War of 1812

  • Tecumseh

    Tecumseh was a Shawnee Native American chief, born about 1768 south of present-day Columbus, Ohio. During the early 1800s, he attempted to organize a confederation of tribes to resist white settlement. During the War of 1812, Tecumseh and his followers joined the British to fight the United States. He was killed in the Battle of the Thames in Canada on October 5, 1813.
  • Washington´s Proclamation of Neutrality

    A formal announcement issued by U.S. President George Washington on April 22, 1793 that declared the nation neutral in the conflict between France and Great Britain. It threatened legal proceedings against any American providing assistance to any country at war.
  • Jay Treaty

    Representatives of the United States and Great Britain signed Jay’s Treaty, which sought to settle outstanding issues between the two countries that had been left unresolved since American independence. The treaty proved unpopular with the American public but did accomplish the goal of maintaining peace between the two nations and preserving U.S. neutrality.
  • Washington's Farewell Address

    Washington's farewell address is a letter written by President George Washington as a valedictory to "friends and fellow-citizens" after 20 years of public service to the United States. He wrote it near the end of his second term of presidency before retiring to his home at Mount Vernon in Virginia
  • Chesapeake- Leopard Affair

    as a naval engagement that occurred off the coast of Norfolk, Virginia, on June 22, 1807, between the British warship HMS Leopard and the American frigate USS Chesapeake
  • Embargo Act 1807

    U.S. Pres.

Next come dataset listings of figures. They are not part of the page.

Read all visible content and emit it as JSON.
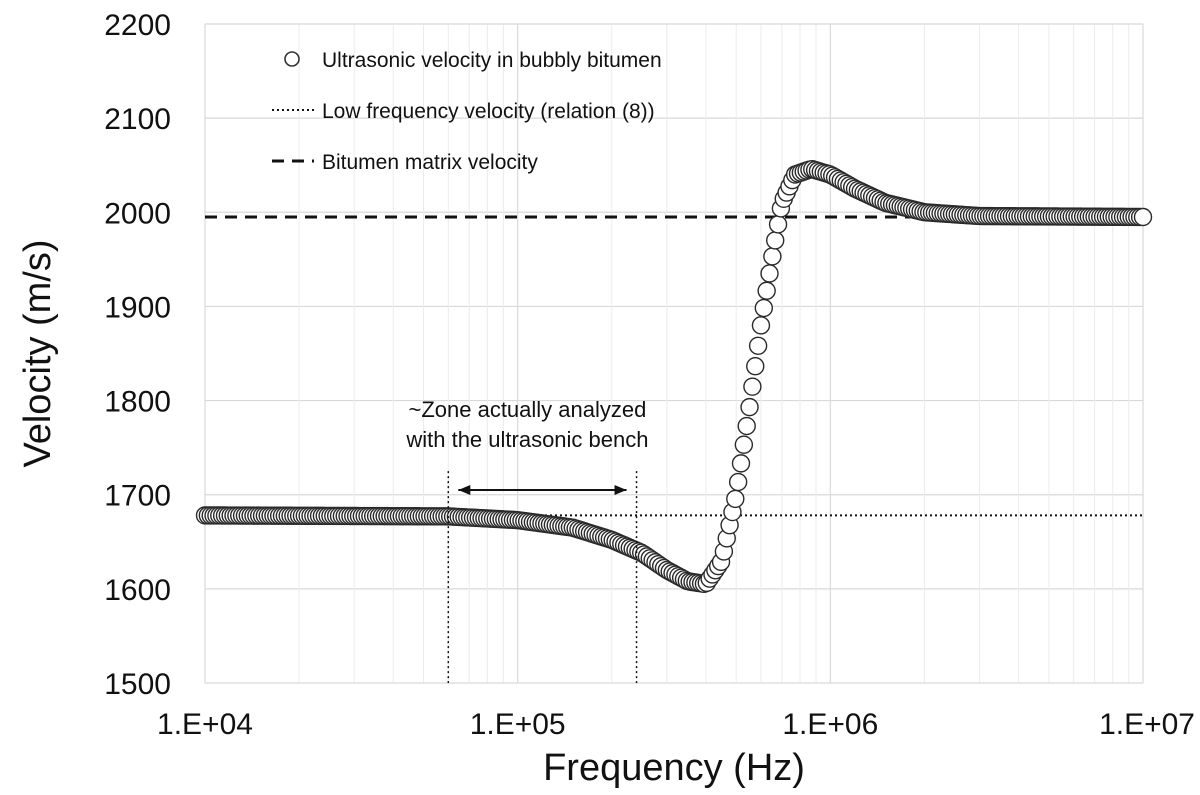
{
  "chart_data": {
    "type": "scatter",
    "xscale": "log",
    "xlim": [
      10000,
      10000000
    ],
    "ylim": [
      1500,
      2200
    ],
    "xlabel": "Frequency (Hz)",
    "ylabel": "Velocity (m/s)",
    "x_tick_labels": [
      "1.E+04",
      "1.E+05",
      "1.E+06",
      "1.E+07"
    ],
    "x_tick_values": [
      10000,
      100000,
      1000000,
      10000000
    ],
    "y_tick_labels": [
      "1500",
      "1600",
      "1700",
      "1800",
      "1900",
      "2000",
      "2100",
      "2200"
    ],
    "y_tick_values": [
      1500,
      1600,
      1700,
      1800,
      1900,
      2000,
      2100,
      2200
    ],
    "grid": true,
    "legend": {
      "placement": "top-left",
      "entries": [
        {
          "label": "Ultrasonic velocity in bubbly bitumen",
          "marker": "circle-open"
        },
        {
          "label": "Low frequency velocity (relation (8))",
          "marker": "dotted-line"
        },
        {
          "label": "Bitumen matrix velocity",
          "marker": "dashed-line"
        }
      ]
    },
    "series": [
      {
        "name": "Ultrasonic velocity in bubbly bitumen",
        "style": "open-circle",
        "curve_points": [
          {
            "x": 10000,
            "y": 1678
          },
          {
            "x": 60000,
            "y": 1677
          },
          {
            "x": 100000,
            "y": 1673
          },
          {
            "x": 150000,
            "y": 1665
          },
          {
            "x": 200000,
            "y": 1652
          },
          {
            "x": 250000,
            "y": 1638
          },
          {
            "x": 300000,
            "y": 1620
          },
          {
            "x": 350000,
            "y": 1608
          },
          {
            "x": 400000,
            "y": 1605
          },
          {
            "x": 450000,
            "y": 1630
          },
          {
            "x": 500000,
            "y": 1700
          },
          {
            "x": 550000,
            "y": 1790
          },
          {
            "x": 600000,
            "y": 1880
          },
          {
            "x": 650000,
            "y": 1950
          },
          {
            "x": 700000,
            "y": 2010
          },
          {
            "x": 770000,
            "y": 2040
          },
          {
            "x": 870000,
            "y": 2046
          },
          {
            "x": 1000000,
            "y": 2040
          },
          {
            "x": 1200000,
            "y": 2025
          },
          {
            "x": 1500000,
            "y": 2010
          },
          {
            "x": 2000000,
            "y": 2000
          },
          {
            "x": 3000000,
            "y": 1996
          },
          {
            "x": 10000000,
            "y": 1995
          }
        ]
      },
      {
        "name": "Low frequency velocity (relation (8))",
        "style": "dotted",
        "x": [
          10000,
          10000000
        ],
        "y": [
          1678,
          1678
        ]
      },
      {
        "name": "Bitumen matrix velocity",
        "style": "dashed",
        "x": [
          10000,
          1800000
        ],
        "y": [
          1995,
          1995
        ]
      }
    ],
    "annotations": {
      "zone_line1": "~Zone actually analyzed",
      "zone_line2": "with the ultrasonic bench",
      "zone_x_start": 60000,
      "zone_x_end": 240000,
      "zone_y_top": 1725,
      "arrow_y": 1705
    }
  }
}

Thomas Jefferson’s nonviolent resistance to British and French molestation of U.S. merchant ships carrying, or suspected of carrying, war materials and other cargoes to European belligerents during the Napoleonic Wars.
  • Impressment of sailors

    Impressment of sailors was the practice of Britain's Royal Navy of sending officers to board American ships, inspect the crew, and seize sailors accused of being deserters from British ships.
  • War Hawks

    The War Hawks were a group of Republican Congressmen who, at the end of the first decade of the 1800s, demanded that the United States declare war against Great Britain, invade British Canada, and expel the Spanish from Florida.
  • War of 1812 Begins

    President James Madison signed a declaration of war against Great Britain, marking the beginning of the War of 1812
  • Hartford Convention

    A series of meetings from December 15, 1814 to January 5, 1815, in Hartford, Connecticut, United States, in which the New England Federalist Party met to discuss their grievances concerning the ongoing War of 1812 and the political problems arising from the federal government's increasing power.
  • Treaty of Ghent

    The peace treaty that ended the War of 1812 between the United States of America and the United Kingdom of Great Britain and Ireland. Both sides signed it on December 24, 1814, in the city of Ghent, United Netherlands (now Belgium). The treaty restored relations between the two nations to status quo ante bellum, restoring the borders of the two countries to the lines before the war started in June 1812.
  • Battle of New Orleans

    Fought on January 8, 1815 between the British Army under Major General Sir Edward Pakenham and the United States Army under Brevet Major General Andrew Jackson.